Why did the reviewers fail to notice this change?
This bug is a result of the confluence of several changes. In the beginning, SetIsBusy was mostly a no-op, so calling it from the constructor was safe. Then the URL queue was added, and SetIsBusy was used to indicate that the connection was ready to receive a new URL from the queue. This turned it into a time bomb, since the code was correct only because the server was null in the constructor and the queue should have been empty during connection construction anyways. The final change was moving initialization of the server, which triggered the time bomb. But even then, it triggered the bomb only in a rather abnormal circumstance. At no time would the code have failed any automated tests or any of the "does your patch work" tests that a reviewer normally goes through: robustness during connection interruption is both sufficiently difficult to test and rare enough that it generally doesn't get tested.
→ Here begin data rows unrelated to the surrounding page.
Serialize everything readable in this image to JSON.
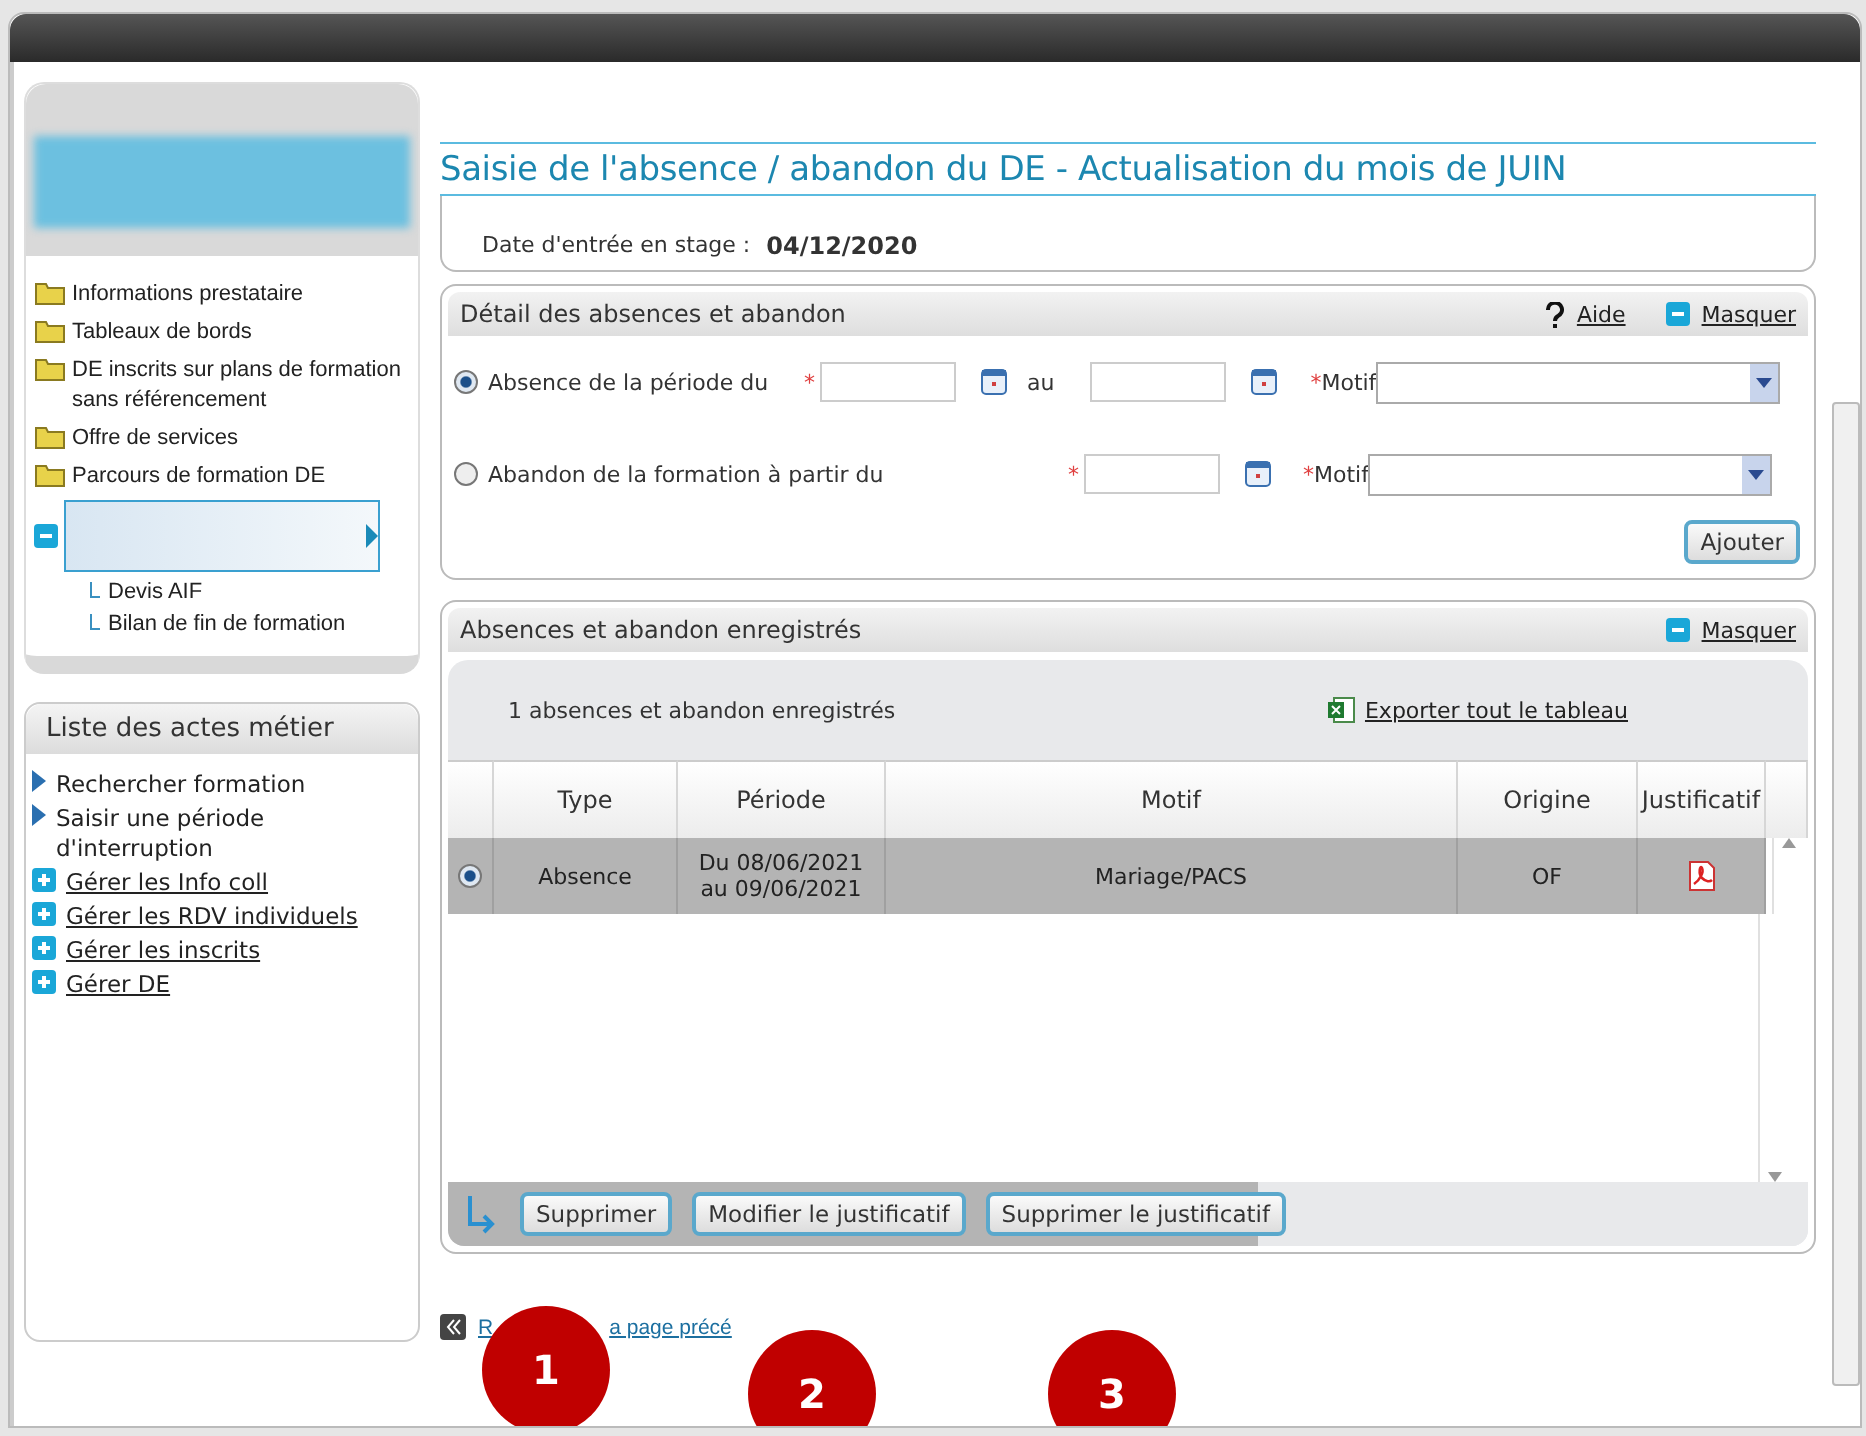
{
  "page_title": "Saisie de l'absence / abandon du DE - Actualisation du mois de JUIN",
  "sidebar": {
    "tree": [
      {
        "label": "Informations prestataire"
      },
      {
        "label": "Tableaux de bords"
      },
      {
        "label": "DE inscrits sur plans de formation sans référencement"
      },
      {
        "label": "Offre de services"
      },
      {
        "label": "Parcours de formation DE",
        "expanded": true,
        "children": [
          {
            "label": "Devis AIF"
          },
          {
            "label": "Bilan de fin de formation"
          }
        ]
      }
    ],
    "actions_title": "Liste des actes métier",
    "actions": [
      {
        "kind": "arrow",
        "label": "Rechercher formation"
      },
      {
        "kind": "arrow",
        "label": "Saisir une période d'interruption"
      },
      {
        "kind": "plus",
        "label": "Gérer les Info coll"
      },
      {
        "kind": "plus",
        "label": "Gérer les RDV individuels"
      },
      {
        "kind": "plus",
        "label": "Gérer les inscrits"
      },
      {
        "kind": "plus",
        "label": "Gérer DE"
      }
    ]
  },
  "stage": {
    "label": "Date d'entrée en stage :",
    "value": "04/12/2020"
  },
  "detail": {
    "title": "Détail des absences et abandon",
    "help": "Aide",
    "hide": "Masquer",
    "options": [
      {
        "kind": "period",
        "label": "Absence de la période du",
        "selected": true,
        "required": "*",
        "between": "au",
        "motif_label": "Motif"
      },
      {
        "kind": "from",
        "label": "Abandon de la formation à partir du",
        "selected": false,
        "required": "*",
        "motif_label": "Motif"
      }
    ],
    "add_button": "Ajouter"
  },
  "records": {
    "title": "Absences et abandon enregistrés",
    "hide": "Masquer",
    "count": "1 absences et abandon enregistrés",
    "export": "Exporter tout le tableau",
    "columns": [
      "Type",
      "Période",
      "Motif",
      "Origine",
      "Justificatif"
    ],
    "rows": [
      {
        "selected": true,
        "type": "Absence",
        "period": [
          "Du 08/06/2021",
          "au 09/06/2021"
        ],
        "motif": "Mariage/PACS",
        "origin": "OF",
        "has_attachment": true
      }
    ],
    "buttons": [
      "Supprimer",
      "Modifier le justificatif",
      "Supprimer le justificatif"
    ]
  },
  "back_link": {
    "parts": [
      "R",
      "a page précé"
    ]
  },
  "annotations": [
    "1",
    "2",
    "3"
  ]
}
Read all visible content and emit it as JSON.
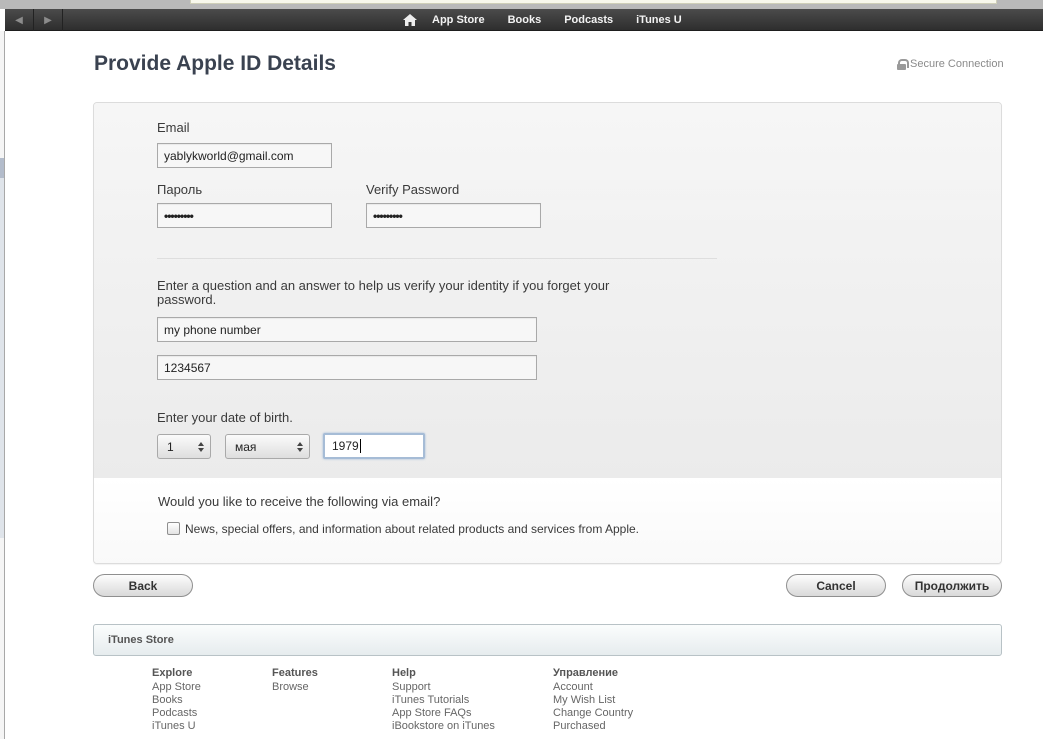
{
  "nav": {
    "back_label": "◀",
    "forward_label": "▶",
    "home_label": "⌂",
    "links": [
      "App Store",
      "Books",
      "Podcasts",
      "iTunes U"
    ]
  },
  "page": {
    "title": "Provide Apple ID Details",
    "secure_label": "Secure Connection"
  },
  "form": {
    "email_label": "Email",
    "email_value": "yablykworld@gmail.com",
    "password_label": "Пароль",
    "password_value": "•••••••••",
    "verify_label": "Verify Password",
    "verify_value": "•••••••••",
    "question_prompt": "Enter a question and an answer to help us verify your identity if you forget your password.",
    "question_value": "my phone number",
    "answer_value": "1234567",
    "dob_prompt": "Enter your date of birth.",
    "dob_day": "1",
    "dob_month": "мая",
    "dob_year": "1979",
    "email_optin_prompt": "Would you like to receive the following via email?",
    "newsletter_label": "News, special offers, and information about related products and services from Apple.",
    "newsletter_checked": false
  },
  "buttons": {
    "back": "Back",
    "cancel": "Cancel",
    "continue": "Продолжить"
  },
  "footer": {
    "bar_title": "iTunes Store",
    "columns": [
      {
        "heading": "Explore",
        "links": [
          "App Store",
          "Books",
          "Podcasts",
          "iTunes U"
        ]
      },
      {
        "heading": "Features",
        "links": [
          "Browse"
        ]
      },
      {
        "heading": "Help",
        "links": [
          "Support",
          "iTunes Tutorials",
          "App Store FAQs",
          "iBookstore on iTunes"
        ]
      },
      {
        "heading": "Управление",
        "links": [
          "Account",
          "My Wish List",
          "Change Country",
          "Purchased"
        ]
      }
    ]
  }
}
Why did this bug take so long to track down?
The time since December 1 is truly a result of lack of time: I have had maybe 1 good week to work on anything due to outside factors. There are two, maybe three, people in active participation with Mozilla who know this code well, and out of those, only one was able to somewhat reliably reproduce it (specifically, the one with the least amount of time on his hands). I could have relied on others to gather the information I needed, but my previous efforts in QA have taught me that getting people to give you necessary information is often very difficult, especially when the information collectable at the obvious point in time is completely useless. I realize in retrospect that there were some more technically inclined people in the bug (at which point in time I was already devoting as much attention as I felt I could spare on the bug anyways). The bug is also particularly pernicious in that the most valuable information is that which is gathered before any visible symptoms occur; it was after I figured out how to discover that the bug was going to occur that I could track it down further.
Will the fix be backported to more stable branches?
At this stage, I am looking at two fixes: the small one-liner that fixes the specific bug, and the larger patch which fixes the larger issue of "the NNTP URL connection queue is a ticking time bomb". The former I would definitely like to see backported to aurora and beta (and possibly release if there are plans for another one before the next uplift), and I can't see any reason a small patch on the most-highly-voted TB bug filed since 01-01-2011 would get rejected (it is the newest bug to have more than 5 votes, and the next largest has 1/3 less and is almost twice as old).
Why is this bug so hard to reproduce?
If you think to the cause of the bug, it is that it is passing a check in a function that is always called. It therefore seems like this bug should be triggered a majority of the time, and not an undependable minority. As I alluded to earlier, the problem is that this also has to interact with a buggy pending URL queue management system. In short, most of the time, this queue will be empty during the initial, buggy call; with a poor timing of events (less likely to happen on most developers' computers, in short), the queue will cease to be empty and cause the problem. Indeed, when crafting my test for reproduction, I discovered that letting the event loop spin in one particular location (after killing connections) would fail to trigger the bug. In the real world, that is one of the places where the event loop is most liable to spinning for the longest.